Using sound waves, scientists develop findings that challenge standard theories of solar convection

A workforce of solar physicists at NYU Abu Dhabi’s Heart for Astrophysics and Area Science (CASS), led by Analysis Scientist Chris S. Hanson, Ph.D., has revealed the inside construction of the sun’s supergranules, a movement construction that transports warmth from the sun’s hidden inside to its floor. The researchers’ evaluation of the supergranules presents a problem to the present understanding of solar convection.

The sun generates vitality in its core via nuclear fusion; that vitality is then transported to the floor, the place it escapes as daylight. In a examine titled “Supergranular-scale solar convection not explained by mixing-length theory,” revealed within the journal Nature Astronomy, the researchers clarify how they utilized Doppler, depth and magnetic photographs from the helioseismic and magnetic imager (HMI) onboard NASA’s Photo voltaic Dynamics Observatory (SDO) satellite to establish and characterize roughly 23,000 supergranules.

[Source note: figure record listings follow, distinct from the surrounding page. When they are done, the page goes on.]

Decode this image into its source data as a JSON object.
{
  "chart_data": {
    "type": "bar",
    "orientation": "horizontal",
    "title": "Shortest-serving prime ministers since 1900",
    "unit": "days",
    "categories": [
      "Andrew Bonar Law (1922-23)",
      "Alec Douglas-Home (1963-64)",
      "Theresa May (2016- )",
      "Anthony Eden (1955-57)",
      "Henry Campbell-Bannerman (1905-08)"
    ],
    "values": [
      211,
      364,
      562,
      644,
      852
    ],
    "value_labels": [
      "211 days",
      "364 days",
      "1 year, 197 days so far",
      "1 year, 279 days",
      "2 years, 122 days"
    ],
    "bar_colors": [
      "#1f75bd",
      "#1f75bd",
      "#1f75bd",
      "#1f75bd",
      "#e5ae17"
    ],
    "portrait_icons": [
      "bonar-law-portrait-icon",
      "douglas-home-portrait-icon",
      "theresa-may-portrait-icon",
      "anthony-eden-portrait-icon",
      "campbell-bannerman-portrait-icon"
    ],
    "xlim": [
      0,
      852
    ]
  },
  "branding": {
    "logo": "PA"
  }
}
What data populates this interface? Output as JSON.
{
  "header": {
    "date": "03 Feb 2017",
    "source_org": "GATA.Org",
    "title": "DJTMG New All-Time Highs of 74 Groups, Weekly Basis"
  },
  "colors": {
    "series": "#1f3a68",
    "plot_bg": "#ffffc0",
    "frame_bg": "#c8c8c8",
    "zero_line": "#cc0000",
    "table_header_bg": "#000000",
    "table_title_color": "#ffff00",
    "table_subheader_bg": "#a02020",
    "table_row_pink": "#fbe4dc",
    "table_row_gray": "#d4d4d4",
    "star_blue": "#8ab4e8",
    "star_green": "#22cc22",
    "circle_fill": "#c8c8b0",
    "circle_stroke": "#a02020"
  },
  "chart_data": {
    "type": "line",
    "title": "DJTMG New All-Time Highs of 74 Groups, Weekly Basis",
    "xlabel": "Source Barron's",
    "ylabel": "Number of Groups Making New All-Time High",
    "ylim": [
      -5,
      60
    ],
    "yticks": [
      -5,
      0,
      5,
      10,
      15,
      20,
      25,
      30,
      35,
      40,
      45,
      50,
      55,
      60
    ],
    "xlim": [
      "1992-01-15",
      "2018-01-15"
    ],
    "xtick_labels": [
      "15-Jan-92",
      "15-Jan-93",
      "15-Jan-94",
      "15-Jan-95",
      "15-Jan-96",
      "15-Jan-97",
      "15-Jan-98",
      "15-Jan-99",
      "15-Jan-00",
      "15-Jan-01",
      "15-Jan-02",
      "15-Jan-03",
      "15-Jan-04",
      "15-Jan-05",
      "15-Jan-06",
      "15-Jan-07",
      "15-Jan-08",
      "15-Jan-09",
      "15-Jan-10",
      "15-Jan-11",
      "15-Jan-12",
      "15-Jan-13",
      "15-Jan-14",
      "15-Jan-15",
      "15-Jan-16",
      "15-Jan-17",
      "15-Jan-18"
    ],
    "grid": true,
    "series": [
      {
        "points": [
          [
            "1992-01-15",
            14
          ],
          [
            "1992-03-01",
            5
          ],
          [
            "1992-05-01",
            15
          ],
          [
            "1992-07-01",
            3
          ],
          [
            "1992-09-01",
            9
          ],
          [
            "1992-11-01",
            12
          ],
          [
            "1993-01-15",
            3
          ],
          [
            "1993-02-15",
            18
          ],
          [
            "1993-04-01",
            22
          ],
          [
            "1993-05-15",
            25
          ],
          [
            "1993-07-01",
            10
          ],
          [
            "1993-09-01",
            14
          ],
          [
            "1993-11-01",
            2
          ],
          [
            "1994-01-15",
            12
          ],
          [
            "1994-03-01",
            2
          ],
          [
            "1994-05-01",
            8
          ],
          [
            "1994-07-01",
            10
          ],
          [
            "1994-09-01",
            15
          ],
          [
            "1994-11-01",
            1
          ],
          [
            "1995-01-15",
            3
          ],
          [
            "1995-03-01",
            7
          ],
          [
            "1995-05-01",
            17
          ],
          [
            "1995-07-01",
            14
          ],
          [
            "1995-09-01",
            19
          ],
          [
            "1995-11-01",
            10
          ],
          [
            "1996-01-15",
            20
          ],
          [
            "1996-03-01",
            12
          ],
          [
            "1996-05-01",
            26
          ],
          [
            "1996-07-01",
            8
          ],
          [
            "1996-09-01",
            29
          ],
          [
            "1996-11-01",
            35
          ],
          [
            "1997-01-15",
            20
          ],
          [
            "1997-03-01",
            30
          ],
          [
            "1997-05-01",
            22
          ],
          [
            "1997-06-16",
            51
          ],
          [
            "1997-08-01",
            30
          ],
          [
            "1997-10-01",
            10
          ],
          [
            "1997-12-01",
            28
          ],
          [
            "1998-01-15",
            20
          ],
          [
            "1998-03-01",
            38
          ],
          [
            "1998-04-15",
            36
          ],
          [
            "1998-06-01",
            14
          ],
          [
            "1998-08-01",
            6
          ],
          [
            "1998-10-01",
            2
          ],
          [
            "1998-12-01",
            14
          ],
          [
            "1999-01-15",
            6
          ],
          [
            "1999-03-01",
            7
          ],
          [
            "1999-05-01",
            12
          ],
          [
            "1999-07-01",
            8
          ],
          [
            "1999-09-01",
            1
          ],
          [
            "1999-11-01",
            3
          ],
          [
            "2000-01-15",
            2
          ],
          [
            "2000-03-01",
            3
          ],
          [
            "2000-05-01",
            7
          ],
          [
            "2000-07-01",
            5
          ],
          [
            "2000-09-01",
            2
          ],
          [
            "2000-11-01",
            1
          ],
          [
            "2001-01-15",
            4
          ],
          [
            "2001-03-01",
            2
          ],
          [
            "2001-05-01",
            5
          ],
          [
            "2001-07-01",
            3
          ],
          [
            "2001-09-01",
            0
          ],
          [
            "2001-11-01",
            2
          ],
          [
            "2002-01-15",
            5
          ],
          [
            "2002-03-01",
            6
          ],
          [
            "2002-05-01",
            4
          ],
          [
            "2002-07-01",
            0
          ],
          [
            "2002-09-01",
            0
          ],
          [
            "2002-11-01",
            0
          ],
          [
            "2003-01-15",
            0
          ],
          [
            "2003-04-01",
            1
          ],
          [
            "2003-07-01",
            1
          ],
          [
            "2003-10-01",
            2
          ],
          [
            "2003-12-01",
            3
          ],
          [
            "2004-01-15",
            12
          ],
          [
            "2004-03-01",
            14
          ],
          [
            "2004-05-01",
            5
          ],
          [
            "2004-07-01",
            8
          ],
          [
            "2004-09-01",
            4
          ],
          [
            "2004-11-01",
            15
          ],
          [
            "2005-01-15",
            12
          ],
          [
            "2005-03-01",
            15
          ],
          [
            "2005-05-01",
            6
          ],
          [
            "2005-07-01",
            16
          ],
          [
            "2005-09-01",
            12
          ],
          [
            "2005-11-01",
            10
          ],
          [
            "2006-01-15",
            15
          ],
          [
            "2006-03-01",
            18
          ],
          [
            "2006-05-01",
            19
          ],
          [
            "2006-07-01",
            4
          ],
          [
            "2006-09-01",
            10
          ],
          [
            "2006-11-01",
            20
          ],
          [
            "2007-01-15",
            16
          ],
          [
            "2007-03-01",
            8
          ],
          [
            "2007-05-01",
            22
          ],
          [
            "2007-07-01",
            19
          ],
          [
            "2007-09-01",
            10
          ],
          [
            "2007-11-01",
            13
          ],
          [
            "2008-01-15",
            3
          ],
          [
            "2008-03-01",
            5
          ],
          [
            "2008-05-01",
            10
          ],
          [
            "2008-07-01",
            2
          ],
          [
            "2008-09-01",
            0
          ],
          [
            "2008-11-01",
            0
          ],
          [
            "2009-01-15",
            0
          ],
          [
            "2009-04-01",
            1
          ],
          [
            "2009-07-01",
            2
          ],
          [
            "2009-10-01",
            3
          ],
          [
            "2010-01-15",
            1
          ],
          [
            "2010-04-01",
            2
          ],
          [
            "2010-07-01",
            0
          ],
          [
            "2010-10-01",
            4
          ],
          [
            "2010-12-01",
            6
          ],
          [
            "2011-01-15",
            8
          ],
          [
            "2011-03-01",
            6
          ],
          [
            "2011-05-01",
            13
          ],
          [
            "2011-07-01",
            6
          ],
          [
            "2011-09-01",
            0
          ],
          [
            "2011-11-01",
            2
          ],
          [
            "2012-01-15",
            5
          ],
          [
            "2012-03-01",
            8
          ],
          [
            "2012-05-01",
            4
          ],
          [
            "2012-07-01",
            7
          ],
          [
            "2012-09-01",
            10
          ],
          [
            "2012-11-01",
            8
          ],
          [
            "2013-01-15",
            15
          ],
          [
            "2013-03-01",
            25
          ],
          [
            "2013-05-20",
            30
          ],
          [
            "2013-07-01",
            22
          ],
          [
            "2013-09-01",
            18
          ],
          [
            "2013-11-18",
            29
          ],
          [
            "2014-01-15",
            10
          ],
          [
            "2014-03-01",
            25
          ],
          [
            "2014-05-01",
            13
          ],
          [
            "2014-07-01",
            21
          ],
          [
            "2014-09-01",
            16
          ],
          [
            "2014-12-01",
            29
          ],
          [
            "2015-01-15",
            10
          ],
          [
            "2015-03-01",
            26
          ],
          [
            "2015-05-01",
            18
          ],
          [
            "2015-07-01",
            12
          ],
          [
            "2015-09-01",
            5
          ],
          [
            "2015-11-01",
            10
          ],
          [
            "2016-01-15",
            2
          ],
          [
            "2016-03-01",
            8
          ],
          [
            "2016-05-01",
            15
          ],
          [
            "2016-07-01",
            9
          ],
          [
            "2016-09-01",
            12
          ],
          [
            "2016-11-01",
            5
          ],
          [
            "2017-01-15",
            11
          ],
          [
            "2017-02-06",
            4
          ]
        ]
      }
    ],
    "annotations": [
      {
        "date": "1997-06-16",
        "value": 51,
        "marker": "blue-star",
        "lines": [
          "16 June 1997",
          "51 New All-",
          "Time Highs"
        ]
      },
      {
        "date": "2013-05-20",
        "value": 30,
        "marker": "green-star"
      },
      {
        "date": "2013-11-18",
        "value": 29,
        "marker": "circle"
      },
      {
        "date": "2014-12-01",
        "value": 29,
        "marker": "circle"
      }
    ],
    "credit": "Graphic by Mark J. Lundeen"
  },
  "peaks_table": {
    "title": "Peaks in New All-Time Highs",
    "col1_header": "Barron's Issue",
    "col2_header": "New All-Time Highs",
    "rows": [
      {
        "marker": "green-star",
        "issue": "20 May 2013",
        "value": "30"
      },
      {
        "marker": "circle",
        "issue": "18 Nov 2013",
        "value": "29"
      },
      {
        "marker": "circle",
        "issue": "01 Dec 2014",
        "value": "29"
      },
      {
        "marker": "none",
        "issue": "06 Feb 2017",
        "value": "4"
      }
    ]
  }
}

For the reason that sun’s floor is opaque to gentle, the NYUAD scientists used sound waves to probe the inside construction of the supergranules. These sound waves, that are generated by the smaller granules and are in all places within the sun, have been efficiently used previously in a subject often called helioseismology.

By analyzing such a big dataset of supergranules, which had been estimated to increase 20,000 km (~3% into the inside) under the floor of the sun, the scientists had been capable of decide the up- and downflows related to supergranular warmth transport with unprecedented accuracy. Along with inferring how deep the supergranules prolong, the scientists additionally found that the downflows appeared roughly 40% weaker than the upflows, which means that some element was lacking from the downflows.

By way of in depth testing and theoretical arguments, the authors theorize that the “lacking” or unseen element may include small scale (roughly 100 km) plumes that transport cooler plasma down into the sun’s inside. The sound waves within the sun can be too huge to sense these plumes, making the downflows seem weaker. These findings can’t be defined by the extensively used mixing-length description of solar convection.

“Supergranules are a significant factor of the warmth transport mechanisms of the sun, however they current a severe problem for scientists to know,” mentioned Shravan Hanasoge, Ph.D., analysis professor, co-author of the paper and co-Principal Investigator of CASS. “Our findings counter assumptions which are central to the present understanding of solar convection, and may encourage additional investigation of the sun’s supergranules.”

The analysis was carried out inside CASS at NYUAD in collaboration with Tata Institute of Elementary Analysis, Princeton College, and New York College, utilizing NYUAD’s excessive efficiency computing sources.